Constraints and Issues

• On one product the most common up/down functions may be an up/down movement, with volume being a secondary function. On another product the volume may the most frequently used up/down movement. Is it better to map the most frequently up/down function set of switches or is it better for volume to always be consistently mapped?
• Some switch arrays may allow the user to have a large number of switches. Other individuals may only be able to operate a small number of switches. How do you map many-function products to a small number of control switches?
• Some manufactures may have already decided to map their switches to a USB format to match their own product line for some reason. How would they deal with a standard which is different?  Can mechanisms be provided to accommodate both?
• Is it better for this new switch array standard to be a custom AT standard or is it better for it to be mapped off a pre-existing human interface device (HID) standard?

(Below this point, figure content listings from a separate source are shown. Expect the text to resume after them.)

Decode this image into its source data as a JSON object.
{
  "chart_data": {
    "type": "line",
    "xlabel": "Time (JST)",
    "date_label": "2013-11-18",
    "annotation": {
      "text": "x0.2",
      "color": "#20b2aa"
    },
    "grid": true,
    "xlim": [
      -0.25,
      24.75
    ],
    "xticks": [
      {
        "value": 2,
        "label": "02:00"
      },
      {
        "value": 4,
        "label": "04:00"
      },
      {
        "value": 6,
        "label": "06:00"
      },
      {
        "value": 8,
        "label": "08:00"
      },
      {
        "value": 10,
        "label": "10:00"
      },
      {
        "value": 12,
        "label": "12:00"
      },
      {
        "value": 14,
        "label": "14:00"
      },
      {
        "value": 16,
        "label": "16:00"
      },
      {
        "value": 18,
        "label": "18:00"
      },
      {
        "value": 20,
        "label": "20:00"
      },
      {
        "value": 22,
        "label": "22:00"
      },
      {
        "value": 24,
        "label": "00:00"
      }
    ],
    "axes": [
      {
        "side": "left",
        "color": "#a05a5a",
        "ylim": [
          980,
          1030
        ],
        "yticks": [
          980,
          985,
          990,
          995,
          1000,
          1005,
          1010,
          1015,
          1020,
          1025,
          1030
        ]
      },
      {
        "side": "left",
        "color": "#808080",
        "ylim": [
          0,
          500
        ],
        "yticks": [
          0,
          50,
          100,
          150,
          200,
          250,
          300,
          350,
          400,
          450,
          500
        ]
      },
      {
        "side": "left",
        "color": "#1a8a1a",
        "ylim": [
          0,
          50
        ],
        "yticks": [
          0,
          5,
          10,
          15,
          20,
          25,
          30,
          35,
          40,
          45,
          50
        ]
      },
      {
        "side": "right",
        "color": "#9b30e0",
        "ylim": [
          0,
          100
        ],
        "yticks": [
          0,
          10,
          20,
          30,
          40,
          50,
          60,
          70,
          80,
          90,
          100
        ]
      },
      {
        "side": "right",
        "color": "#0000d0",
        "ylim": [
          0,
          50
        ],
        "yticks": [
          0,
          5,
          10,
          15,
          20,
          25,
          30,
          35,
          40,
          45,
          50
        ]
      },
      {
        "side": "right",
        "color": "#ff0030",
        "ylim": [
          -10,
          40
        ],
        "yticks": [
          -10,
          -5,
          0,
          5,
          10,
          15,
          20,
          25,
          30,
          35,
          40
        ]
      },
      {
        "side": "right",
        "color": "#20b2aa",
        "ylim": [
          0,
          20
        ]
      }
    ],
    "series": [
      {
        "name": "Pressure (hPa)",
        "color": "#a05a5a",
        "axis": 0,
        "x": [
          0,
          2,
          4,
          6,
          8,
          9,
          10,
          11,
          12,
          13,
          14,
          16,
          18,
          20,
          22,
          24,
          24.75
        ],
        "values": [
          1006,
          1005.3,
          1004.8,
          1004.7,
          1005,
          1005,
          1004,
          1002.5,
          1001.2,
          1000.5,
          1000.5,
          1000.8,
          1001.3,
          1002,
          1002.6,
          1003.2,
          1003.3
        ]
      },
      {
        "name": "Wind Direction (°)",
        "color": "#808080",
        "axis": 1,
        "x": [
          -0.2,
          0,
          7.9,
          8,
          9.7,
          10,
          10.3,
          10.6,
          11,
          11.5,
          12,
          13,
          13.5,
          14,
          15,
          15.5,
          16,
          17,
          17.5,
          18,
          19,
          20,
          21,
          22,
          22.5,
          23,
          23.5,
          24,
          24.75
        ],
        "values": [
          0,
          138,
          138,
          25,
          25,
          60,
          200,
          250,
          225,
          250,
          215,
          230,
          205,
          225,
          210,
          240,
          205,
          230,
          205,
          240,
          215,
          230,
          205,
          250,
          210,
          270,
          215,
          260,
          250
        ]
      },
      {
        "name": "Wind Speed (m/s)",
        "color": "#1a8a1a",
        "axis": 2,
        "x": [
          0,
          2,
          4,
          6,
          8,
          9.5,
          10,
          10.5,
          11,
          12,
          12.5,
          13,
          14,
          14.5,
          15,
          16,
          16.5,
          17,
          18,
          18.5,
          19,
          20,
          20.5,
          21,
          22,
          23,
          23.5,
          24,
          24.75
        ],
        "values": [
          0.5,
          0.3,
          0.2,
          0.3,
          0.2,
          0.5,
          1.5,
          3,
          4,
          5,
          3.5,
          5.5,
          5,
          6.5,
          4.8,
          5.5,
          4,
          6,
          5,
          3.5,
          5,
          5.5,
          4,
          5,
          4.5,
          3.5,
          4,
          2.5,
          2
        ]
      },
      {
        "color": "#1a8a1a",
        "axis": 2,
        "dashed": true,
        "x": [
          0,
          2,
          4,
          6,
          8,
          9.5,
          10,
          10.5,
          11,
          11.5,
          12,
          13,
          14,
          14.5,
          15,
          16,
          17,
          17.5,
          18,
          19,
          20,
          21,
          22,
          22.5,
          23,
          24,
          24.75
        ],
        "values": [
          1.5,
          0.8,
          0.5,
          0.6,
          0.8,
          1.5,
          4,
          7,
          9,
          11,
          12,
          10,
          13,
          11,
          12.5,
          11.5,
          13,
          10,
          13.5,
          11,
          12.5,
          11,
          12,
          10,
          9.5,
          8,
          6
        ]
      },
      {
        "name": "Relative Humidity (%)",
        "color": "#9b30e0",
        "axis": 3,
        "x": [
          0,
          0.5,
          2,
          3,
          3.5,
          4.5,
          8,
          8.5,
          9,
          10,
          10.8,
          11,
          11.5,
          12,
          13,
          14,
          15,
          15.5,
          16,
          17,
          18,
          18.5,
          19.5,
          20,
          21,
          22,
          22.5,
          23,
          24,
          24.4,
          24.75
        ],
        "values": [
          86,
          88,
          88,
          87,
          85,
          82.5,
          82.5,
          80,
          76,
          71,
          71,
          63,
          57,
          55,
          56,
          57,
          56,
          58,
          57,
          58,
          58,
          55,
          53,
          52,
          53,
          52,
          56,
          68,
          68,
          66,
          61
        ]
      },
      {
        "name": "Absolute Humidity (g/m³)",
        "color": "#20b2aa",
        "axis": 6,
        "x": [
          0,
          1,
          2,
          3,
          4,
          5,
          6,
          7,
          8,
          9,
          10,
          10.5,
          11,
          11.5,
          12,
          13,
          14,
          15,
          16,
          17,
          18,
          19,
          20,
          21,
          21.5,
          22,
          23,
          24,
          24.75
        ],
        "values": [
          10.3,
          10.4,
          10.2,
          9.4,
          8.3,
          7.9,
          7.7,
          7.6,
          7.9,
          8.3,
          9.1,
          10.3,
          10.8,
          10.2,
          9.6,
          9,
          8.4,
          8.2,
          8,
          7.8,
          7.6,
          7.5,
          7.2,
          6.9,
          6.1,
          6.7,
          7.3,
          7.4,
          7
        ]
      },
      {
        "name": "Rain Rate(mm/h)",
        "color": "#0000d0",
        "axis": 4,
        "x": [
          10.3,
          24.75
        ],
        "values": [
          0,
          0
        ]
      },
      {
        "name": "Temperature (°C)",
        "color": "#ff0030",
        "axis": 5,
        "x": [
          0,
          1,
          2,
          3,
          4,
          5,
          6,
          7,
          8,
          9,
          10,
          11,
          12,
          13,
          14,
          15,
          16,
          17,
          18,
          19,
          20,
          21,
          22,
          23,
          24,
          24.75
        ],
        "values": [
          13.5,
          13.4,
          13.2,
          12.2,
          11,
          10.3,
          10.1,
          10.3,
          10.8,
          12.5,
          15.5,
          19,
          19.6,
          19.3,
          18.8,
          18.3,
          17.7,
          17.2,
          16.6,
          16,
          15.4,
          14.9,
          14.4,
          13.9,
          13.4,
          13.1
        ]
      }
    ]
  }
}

Currently the work is focused on capitalizing on existing human interface devices standards. In particular the USB game controller interface is being explored. It provides a very rich set of controls and also does not interfere with concurrent use of a keyboard or mouse. In addition it has the advantage that AT manufacturers can arrange their controls to function in this fashion and also enable their users to be able to control mainstream games and other software which can be controlled by game controllers.

On the controller side, it allows rehabilitation engineers to easily manufacture inexpensive custom controllers. For example, a rehabilitation engineer could take any set of switches that were arranged in a fashion to maximize the control of a client and, using a circuit board removed from an inexpensive USB game controller, wire up a custom electronic which would otherwise cost hundreds of dollars. This special switch configuration could then be used not only with games but also with other devices that implemented the standard, including voting machines, digital talking book players, home environment control units, stereo systems, and more.

The presentation will provide the latest update on the status of the development of the new standard as well as an opportunity for participants to provide input and feedback to the process.